Saturday, 3 October 2015

Makeup Of The Day: Being batty!

Hallowe'en is coming! So I experimented with something a little bit kitsch and Hallowe'en-y.

As such, on Monday I decided it would be a good idea to draw bats on my face. I was right; bats ARE a good idea. I need MORE bats, in a greater variety of arrangements! I recently bought a selection of vinyl bat stickers for my study window, which I have arranged in a sweeping colony swirling around the edge of the glazing, and I figured that this sort of arrangement of bats would be good for curling down my cheekbone. 

Selfie by the HouseCat

I used greens and blues for the eye-shadow because that matches my hair. I was thinking of using purple for a more stereotypical Hallowe'en colour, but I think slime-green has become somewhat of a traditional Hallowe'en colour too now. Orange doesn't suit me, so it would never be orange. 
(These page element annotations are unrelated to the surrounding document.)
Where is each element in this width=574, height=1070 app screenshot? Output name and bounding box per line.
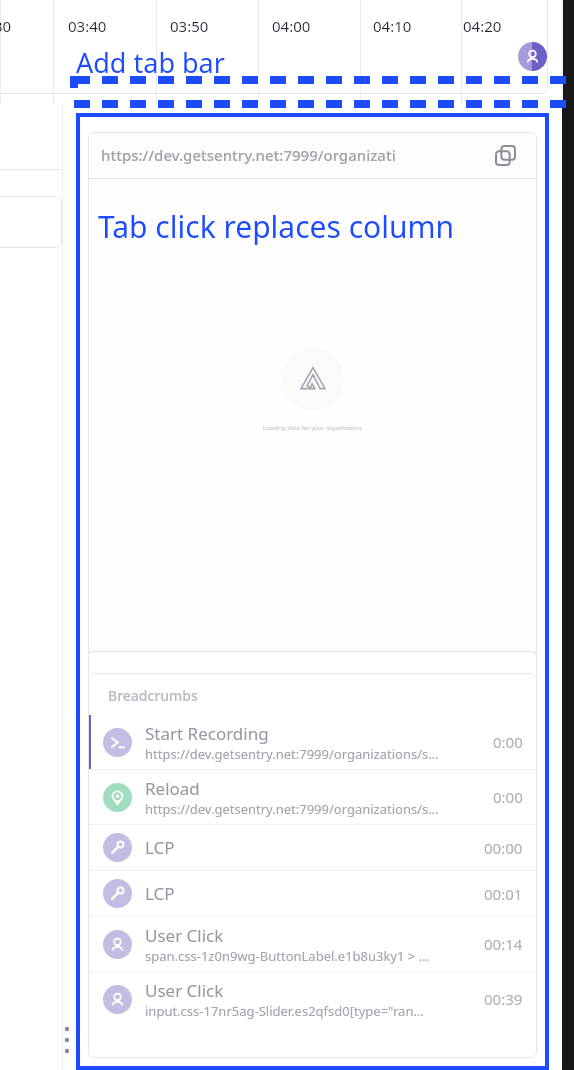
- staticText: Add tab bar: [76, 44, 225, 81]
- staticText: 04:22: [245, 732, 289, 755]
- staticText: https://dev.getsentry.net:7999/organizat…: [101, 145, 473, 165]
- staticText: 00:14: [484, 934, 523, 954]
- staticText: Start Recording: [145, 722, 269, 745]
- staticText: 04:10: [373, 16, 412, 36]
- button[interactable]: Play: [141, 702, 185, 740]
- button[interactable]: Fullscreen: [479, 702, 523, 740]
- button[interactable]: User account: [518, 42, 547, 71]
- staticText: 00:01: [484, 884, 523, 904]
- staticText: https://dev.getsentry.net:7999/organizat…: [145, 800, 439, 818]
- staticText: 03:40: [68, 16, 107, 36]
- staticText: 30: [0, 16, 12, 36]
- staticText: LCP: [145, 836, 175, 859]
- button[interactable]: Next: [186, 702, 230, 740]
- staticText: 00:00: [484, 838, 523, 858]
- staticText: input.css-17nr5ag-Slider.es2qfsd0[type="…: [145, 1002, 424, 1020]
- button[interactable]: Start Recording: [88, 715, 537, 769]
- staticText: Loading data for your organization.: [263, 424, 363, 432]
- button[interactable]: User Click: [88, 917, 537, 971]
- staticText: 04:00: [272, 16, 311, 36]
- staticText: 00:39: [484, 989, 523, 1009]
- button[interactable]: User Click: [88, 972, 537, 1026]
- button[interactable]: Reload: [88, 770, 537, 824]
- button[interactable]: Restart: [96, 702, 140, 740]
- staticText: Reload: [145, 777, 200, 800]
- staticText: LCP: [145, 882, 175, 905]
- staticText: Breadcrumbs: [108, 686, 198, 705]
- button[interactable]: LCP: [88, 825, 537, 870]
- button[interactable]: Copy URL: [473, 132, 537, 178]
- staticText: User Click: [145, 979, 224, 1002]
- staticText: 0:00: [493, 787, 523, 807]
- staticText: /: [244, 709, 251, 732]
- staticText: span.css-1z0n9wg-ButtonLabel.e1b8u3ky1 >…: [145, 947, 429, 965]
- staticText: Tab click replaces column: [98, 206, 455, 247]
- staticText: 03:50: [170, 16, 209, 36]
- staticText: https://dev.getsentry.net:7999/organizat…: [145, 745, 439, 763]
- button[interactable]: LCP: [88, 871, 537, 916]
- staticText: 04:20: [463, 16, 502, 36]
- staticText: 0:00: [493, 732, 523, 752]
- staticText: User Click: [145, 924, 224, 947]
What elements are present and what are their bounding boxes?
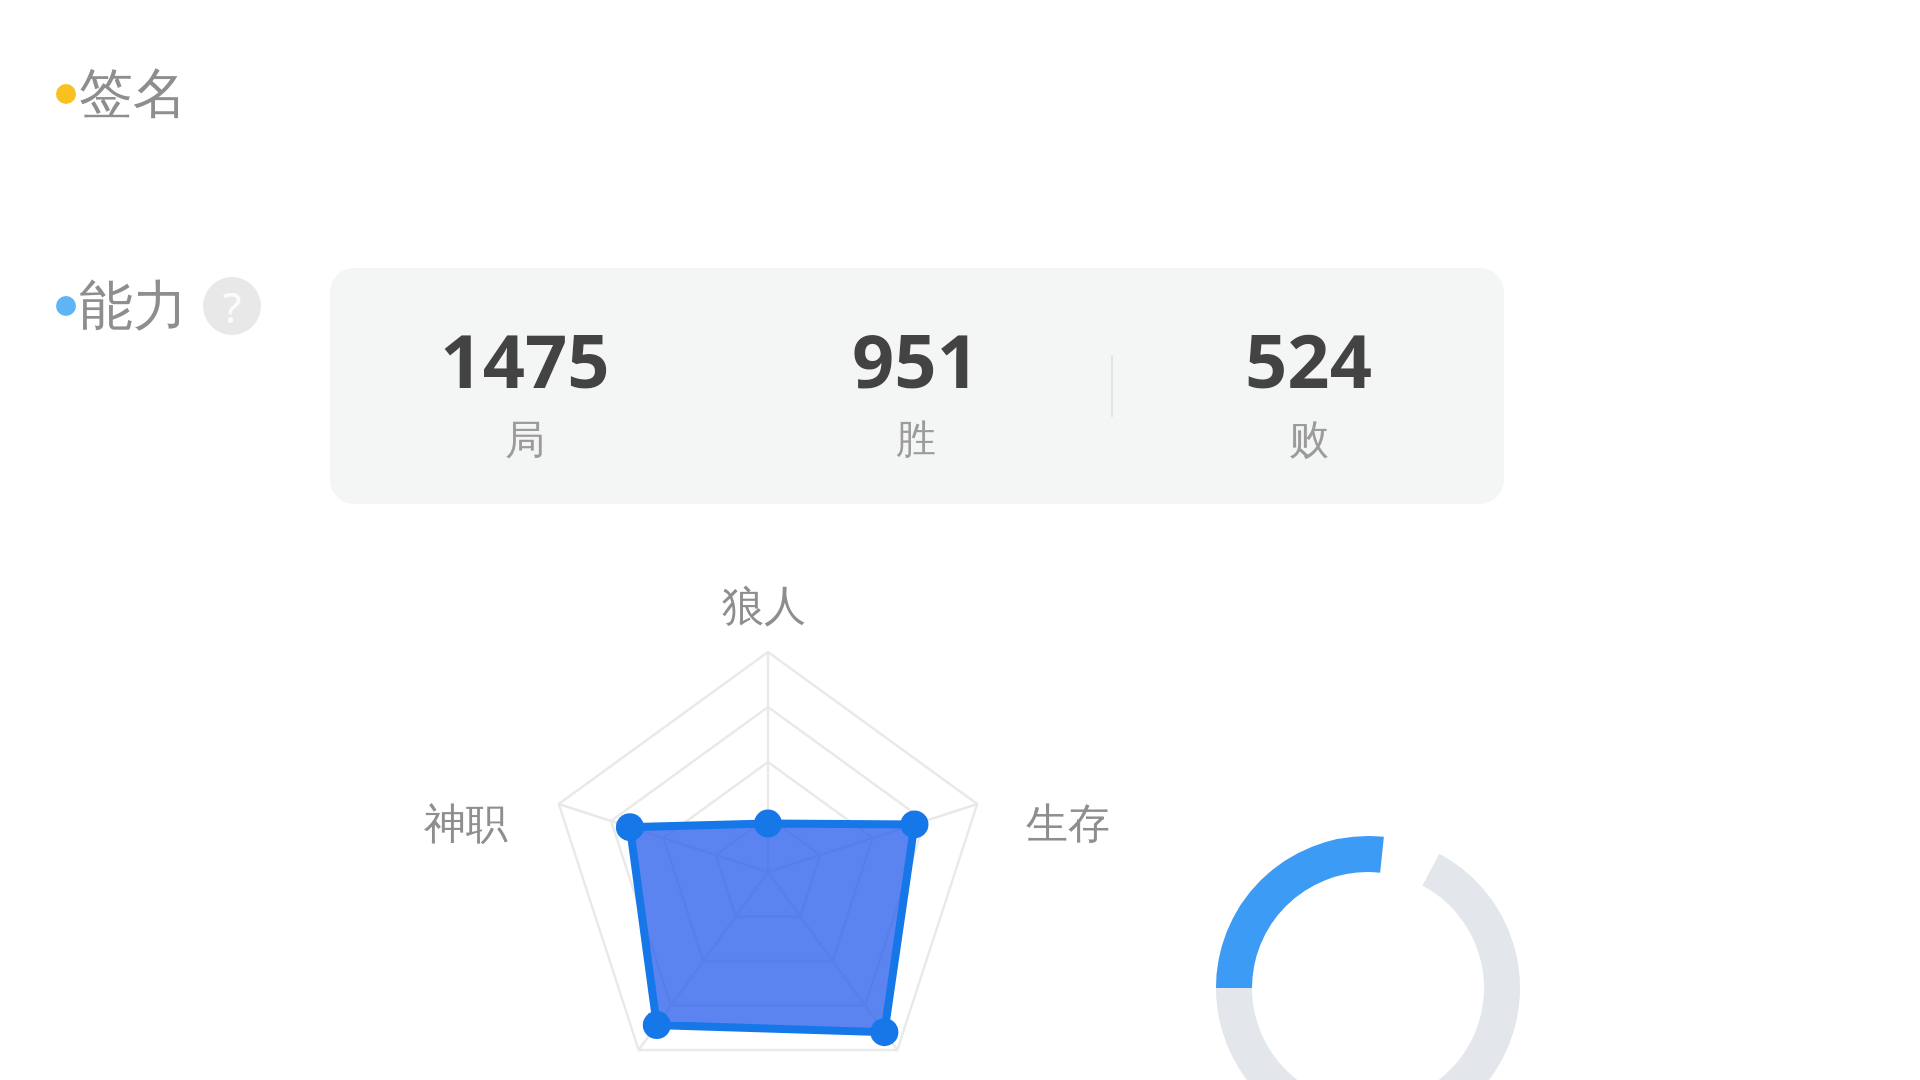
staticText: 524 bbox=[1245, 309, 1372, 410]
staticText: 神职 bbox=[424, 798, 508, 851]
button[interactable]: 1475 bbox=[330, 268, 720, 504]
staticText: 1475 bbox=[440, 309, 610, 410]
staticText: ? bbox=[223, 278, 242, 335]
staticText: 951 bbox=[852, 309, 979, 410]
button[interactable]: 能力 bbox=[52, 264, 265, 348]
button[interactable]: 951 bbox=[720, 268, 1111, 504]
button[interactable]: 签名 bbox=[52, 52, 191, 136]
button[interactable]: 524 bbox=[1113, 268, 1504, 504]
staticText: 局 bbox=[505, 414, 545, 464]
staticText: 胜 bbox=[896, 414, 936, 464]
staticText: 败 bbox=[1289, 414, 1329, 464]
staticText: 签名 bbox=[79, 60, 187, 128]
staticText: 能力 bbox=[79, 272, 187, 340]
button[interactable]: 1475 bbox=[330, 268, 1504, 504]
button[interactable]: 能力说明 bbox=[203, 277, 261, 335]
staticText: 狼人 bbox=[722, 580, 806, 633]
staticText: 生存 bbox=[1026, 798, 1110, 851]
Also, these pictures are a somewhat edited, and not necessarily particularly well, because they were phone-cam selfies that turned out washed-out, faded and weirdly blue because I didn't adjust the white balance & exposure right. I tried to make the dark bits darker and the colours right, so that includes darkening up the makeup a little and putting the vibrancy back in my hair, but I know that on some monitors it looks like I have over-compensated and the pictures are too dark in places. As per usual, edited with ::PicMonkey::, which is a free online picture editor, and has a neat collage tool.